La contadora fue asesinada y descuartizada en una farmacia

Sospechan de una amiga y de sus hijos. El homicidio se produjo en la farmacia de avenida Avellaneda 601. En ese lugar se descuartizó el cuerpo de la contadora.

EN CAJAS. Policías retiran los restos seccionados de la contadora. LA GACETA / ANTONIO FERRONI
EN CAJAS. Policías retiran los restos seccionados de la contadora. LA GACETA / ANTONIO FERRONI
09 Febrero 2007
La contadora desaparecida, Liliana del Valle Cruz, fue asesinada. Su cuerpo fue hallado descuartizado, dentro de un placard en una farmacia, y la dueña del negocio está detenida. La farmacéutica María del Valle Dip es la única sospechosa del crimen, y la Policía cree que ella planeó todo, pero que le faltó pensar en cómo hacer desaparecer el cuerpo.

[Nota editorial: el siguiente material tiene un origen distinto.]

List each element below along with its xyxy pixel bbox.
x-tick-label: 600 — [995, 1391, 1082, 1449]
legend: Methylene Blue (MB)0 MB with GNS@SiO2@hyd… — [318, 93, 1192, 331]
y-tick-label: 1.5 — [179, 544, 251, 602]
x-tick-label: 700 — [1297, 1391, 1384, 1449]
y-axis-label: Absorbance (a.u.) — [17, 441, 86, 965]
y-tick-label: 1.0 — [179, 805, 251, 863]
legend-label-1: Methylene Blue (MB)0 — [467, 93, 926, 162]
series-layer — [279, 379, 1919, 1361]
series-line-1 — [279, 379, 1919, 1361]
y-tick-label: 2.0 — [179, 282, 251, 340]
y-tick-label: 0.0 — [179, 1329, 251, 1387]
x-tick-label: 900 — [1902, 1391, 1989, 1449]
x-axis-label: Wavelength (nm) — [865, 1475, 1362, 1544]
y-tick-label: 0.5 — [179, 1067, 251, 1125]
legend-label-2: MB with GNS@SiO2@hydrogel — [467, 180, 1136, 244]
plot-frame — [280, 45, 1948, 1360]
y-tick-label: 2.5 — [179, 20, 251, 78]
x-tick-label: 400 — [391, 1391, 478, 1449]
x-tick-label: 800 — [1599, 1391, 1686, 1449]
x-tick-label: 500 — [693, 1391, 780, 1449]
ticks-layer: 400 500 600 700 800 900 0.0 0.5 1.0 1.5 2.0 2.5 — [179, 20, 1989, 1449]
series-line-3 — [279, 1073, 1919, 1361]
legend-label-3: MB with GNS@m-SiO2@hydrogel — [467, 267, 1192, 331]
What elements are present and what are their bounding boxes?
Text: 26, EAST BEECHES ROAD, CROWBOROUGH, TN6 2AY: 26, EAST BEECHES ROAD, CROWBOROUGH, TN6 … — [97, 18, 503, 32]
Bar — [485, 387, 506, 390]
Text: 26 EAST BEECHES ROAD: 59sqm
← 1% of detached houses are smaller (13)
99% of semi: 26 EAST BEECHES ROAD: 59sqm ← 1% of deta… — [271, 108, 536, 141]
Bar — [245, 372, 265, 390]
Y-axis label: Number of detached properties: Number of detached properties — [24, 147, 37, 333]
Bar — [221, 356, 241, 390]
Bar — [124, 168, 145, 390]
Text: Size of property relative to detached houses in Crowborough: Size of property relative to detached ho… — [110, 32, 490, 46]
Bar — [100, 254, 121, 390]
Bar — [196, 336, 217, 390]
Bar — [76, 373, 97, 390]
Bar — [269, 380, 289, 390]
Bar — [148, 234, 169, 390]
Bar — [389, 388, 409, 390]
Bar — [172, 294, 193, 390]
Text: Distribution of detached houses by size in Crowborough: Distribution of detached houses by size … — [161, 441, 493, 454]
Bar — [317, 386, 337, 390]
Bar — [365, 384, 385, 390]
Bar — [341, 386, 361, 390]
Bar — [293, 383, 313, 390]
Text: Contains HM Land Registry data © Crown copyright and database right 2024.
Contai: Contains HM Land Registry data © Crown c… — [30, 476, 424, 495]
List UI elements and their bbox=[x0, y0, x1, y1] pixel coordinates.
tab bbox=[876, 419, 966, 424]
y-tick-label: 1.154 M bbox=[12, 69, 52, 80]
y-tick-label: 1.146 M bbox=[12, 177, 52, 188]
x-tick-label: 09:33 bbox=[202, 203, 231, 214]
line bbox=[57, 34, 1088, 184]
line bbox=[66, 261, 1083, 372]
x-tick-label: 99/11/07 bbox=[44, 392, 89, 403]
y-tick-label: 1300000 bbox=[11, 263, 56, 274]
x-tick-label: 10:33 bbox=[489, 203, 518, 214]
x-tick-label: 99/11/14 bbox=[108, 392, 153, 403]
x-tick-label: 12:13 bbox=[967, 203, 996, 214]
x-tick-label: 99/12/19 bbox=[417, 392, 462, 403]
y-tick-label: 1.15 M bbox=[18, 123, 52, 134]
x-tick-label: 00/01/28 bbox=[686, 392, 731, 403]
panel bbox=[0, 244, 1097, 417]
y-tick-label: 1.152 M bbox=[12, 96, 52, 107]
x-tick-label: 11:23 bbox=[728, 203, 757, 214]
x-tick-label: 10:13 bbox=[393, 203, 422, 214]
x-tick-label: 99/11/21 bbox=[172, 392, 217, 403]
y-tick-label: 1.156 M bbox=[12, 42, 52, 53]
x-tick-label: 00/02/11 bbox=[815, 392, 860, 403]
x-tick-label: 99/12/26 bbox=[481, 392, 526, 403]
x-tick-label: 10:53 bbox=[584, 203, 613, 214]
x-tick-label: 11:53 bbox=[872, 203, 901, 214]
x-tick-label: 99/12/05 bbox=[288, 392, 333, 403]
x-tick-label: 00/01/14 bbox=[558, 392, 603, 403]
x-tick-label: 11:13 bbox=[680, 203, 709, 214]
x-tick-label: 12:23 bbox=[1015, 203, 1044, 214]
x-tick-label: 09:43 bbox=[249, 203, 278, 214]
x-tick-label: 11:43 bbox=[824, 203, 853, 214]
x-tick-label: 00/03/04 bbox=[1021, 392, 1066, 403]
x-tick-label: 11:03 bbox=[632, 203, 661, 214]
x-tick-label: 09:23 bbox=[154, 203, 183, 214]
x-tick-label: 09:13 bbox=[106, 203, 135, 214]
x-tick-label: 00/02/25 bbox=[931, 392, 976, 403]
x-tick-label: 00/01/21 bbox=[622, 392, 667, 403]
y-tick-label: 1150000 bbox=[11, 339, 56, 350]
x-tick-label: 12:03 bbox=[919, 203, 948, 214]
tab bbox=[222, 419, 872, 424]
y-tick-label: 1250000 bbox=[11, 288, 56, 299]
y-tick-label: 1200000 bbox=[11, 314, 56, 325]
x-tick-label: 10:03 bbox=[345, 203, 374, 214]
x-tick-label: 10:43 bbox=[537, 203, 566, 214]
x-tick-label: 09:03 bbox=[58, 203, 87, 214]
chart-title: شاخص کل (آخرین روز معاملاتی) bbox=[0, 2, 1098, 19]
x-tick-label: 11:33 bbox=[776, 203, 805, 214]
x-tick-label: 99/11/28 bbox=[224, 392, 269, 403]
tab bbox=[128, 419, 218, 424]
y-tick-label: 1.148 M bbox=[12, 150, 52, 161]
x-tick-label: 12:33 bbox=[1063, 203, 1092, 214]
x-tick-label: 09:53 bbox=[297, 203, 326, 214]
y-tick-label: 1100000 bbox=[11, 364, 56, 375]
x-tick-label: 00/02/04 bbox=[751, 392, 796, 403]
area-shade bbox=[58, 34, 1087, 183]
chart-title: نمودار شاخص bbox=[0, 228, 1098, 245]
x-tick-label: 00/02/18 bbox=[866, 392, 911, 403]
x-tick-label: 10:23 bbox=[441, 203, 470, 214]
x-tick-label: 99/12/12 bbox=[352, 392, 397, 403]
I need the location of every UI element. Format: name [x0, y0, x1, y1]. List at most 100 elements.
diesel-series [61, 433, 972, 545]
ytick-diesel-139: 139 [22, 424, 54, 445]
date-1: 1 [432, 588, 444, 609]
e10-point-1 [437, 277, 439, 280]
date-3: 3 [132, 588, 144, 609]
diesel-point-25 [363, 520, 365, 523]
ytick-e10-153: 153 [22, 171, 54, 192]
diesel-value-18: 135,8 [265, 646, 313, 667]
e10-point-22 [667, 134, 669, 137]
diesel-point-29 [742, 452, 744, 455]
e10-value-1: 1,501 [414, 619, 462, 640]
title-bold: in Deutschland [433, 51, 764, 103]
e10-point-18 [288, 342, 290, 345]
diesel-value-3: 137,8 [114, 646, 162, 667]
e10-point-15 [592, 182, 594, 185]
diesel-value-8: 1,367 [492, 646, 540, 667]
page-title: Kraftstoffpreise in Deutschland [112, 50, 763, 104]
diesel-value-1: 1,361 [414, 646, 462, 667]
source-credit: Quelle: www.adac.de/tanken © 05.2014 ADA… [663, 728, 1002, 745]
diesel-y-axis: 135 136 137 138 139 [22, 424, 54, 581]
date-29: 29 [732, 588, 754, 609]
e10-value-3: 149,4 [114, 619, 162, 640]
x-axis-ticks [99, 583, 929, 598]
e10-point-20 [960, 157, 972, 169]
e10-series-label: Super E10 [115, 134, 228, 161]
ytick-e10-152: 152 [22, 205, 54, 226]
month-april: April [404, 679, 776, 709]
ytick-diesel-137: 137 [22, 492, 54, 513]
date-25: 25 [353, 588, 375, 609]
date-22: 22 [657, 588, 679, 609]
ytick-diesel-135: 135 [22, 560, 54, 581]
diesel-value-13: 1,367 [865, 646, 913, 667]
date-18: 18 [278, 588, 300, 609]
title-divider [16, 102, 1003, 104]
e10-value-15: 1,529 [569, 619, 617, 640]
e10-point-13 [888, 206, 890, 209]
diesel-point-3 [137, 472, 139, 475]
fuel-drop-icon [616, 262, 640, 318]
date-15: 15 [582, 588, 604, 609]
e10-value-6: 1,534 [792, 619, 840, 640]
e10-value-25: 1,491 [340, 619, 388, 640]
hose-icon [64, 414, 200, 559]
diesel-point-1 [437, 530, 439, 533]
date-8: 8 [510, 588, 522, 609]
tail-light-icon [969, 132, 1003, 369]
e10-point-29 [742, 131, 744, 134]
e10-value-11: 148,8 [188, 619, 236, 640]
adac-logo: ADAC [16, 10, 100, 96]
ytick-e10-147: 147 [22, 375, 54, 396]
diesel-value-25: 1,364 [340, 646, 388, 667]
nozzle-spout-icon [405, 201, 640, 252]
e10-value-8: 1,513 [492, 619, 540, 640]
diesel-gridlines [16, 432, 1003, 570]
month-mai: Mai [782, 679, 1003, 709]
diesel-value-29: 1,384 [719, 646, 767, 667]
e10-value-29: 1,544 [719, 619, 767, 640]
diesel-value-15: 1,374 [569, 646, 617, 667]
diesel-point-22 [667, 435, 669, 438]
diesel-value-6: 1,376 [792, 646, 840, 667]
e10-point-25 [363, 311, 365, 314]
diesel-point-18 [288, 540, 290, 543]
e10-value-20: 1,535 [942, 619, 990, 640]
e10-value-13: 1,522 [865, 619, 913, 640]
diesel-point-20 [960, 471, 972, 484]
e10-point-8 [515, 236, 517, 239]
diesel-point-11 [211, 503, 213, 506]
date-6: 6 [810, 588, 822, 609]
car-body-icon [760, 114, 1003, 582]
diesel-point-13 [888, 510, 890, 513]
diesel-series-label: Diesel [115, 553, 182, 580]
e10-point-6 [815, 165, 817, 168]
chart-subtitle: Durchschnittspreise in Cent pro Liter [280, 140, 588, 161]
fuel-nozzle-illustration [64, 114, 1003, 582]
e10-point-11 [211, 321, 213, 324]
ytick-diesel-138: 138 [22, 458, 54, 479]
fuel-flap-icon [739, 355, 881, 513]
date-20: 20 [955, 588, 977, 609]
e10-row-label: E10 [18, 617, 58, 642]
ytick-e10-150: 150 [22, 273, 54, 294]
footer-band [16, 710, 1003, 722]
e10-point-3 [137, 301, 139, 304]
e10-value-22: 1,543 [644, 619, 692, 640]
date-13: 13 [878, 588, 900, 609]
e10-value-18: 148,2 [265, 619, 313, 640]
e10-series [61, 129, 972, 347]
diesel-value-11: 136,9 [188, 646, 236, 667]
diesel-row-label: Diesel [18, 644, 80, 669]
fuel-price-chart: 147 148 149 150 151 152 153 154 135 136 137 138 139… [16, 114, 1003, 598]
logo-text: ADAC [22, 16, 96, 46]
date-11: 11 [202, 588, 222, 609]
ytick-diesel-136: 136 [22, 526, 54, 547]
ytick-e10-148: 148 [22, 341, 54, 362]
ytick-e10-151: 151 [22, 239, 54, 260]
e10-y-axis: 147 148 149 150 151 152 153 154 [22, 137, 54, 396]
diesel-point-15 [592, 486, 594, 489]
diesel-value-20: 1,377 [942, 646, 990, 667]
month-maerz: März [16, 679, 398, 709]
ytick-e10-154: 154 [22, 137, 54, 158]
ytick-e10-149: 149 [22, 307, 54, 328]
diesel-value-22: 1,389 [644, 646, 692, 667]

Un hijo de la farmacéutica, Gerardo Naigeboren, llamó ayer a las 18 al 101 para denunciar un asalto en la farmacia. Cuando llegaron los hombres de Robos y Hurtos, advirtieron que no había ningún asalto. En cambio, se descubrió que la farmacéutica era una amiga de la contadora buscada, y que incluso había dado testimonio sobre el caso. Y en la farmacia había un olor nauseabundo. Llamaron a los policías de Seguridad Personal, que en poco tiempo dilucidaron lo que había ocurrido. El oficial Víctor Barraza dijo que uno de los hijos de la farmacéutica estaba con una crisis de nervios. "Gerardo estaba golpeando todo y Exequiel, su hermano, inmóvil". Luego los pesquisas encontraron el cuerpo de Liliana Cruz seccionado en ocho partes, que habían sido embaladas en tres cajas y en dos bolsos. El fiscal Alejandro Noguera dispuso que tanto Dip como sus hijos sean aprehendidos. Hoy les tomará declaración.